The citizens think that their town is likely to prove a manufacturing center. I see no reason why it should not. The river falls there at a rate which furnishes a fine water power, already utilized to propel the public water-works. With the best of coal close by, and iron in abundance only a little way off, I should think the future would see machine shops and foundries placed at this point; while factories for woolen cloth, for making wooden-ware from pine and for various other industries adapted to the resources and market of the neighborhood, shoe factories and leather-work by machinery generally ought to be flourishing here some day, since hides ought to be tanned here instead of being sent wholly to the East.

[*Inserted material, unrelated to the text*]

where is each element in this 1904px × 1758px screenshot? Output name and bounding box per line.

In the State prison, which is situated here, there is already a shoe-factory, but most of the prisoners are engaged in quarrying and cutting stone. The quarries are in the side hill, and the stone is a yellowish sand-rock, very good for building. The fine-appearing prison-buildings and the lofty wall which encloses them are built of this stone, as can readily be seen from the car-windows. Much stone, in the rough and shaped, is shipped from these quarries to Denver and elsewhere, and the railway makes extensive use of it.
Just outside of the foot hills, where the sand stone is procured, are the “hog-backs”—elongated ridges of white lime-rock. These, also, are being leveled to supply the lime-kilns and also to be sent to Leadville, Argo and elsewhere for the use of the smelting furnaces as flux. Something like two hundred car-loads a week, I am told, go to Leadville alone; but the competition of lime-ledges near Robinson and elsewhere north of Leadville is likely to diminish this shipment in future to that point. Possibly, though, if the newly discovered silver prospects over the hills near Blackburn turn out to be of any value, a home demand may make up for Leadville’s discrepancies. Finally, petroleum seems to have been found here in quantities which will ultimately prove highly remunerative. Wells are being bored, and unexpectedly good results are obtained, so that high hopes are entertained that to her list of productions Colorado shall add in profitable quantities this wonderful substance—mineral oil—and the spirit of speculation and industry be given a new channel for its activity.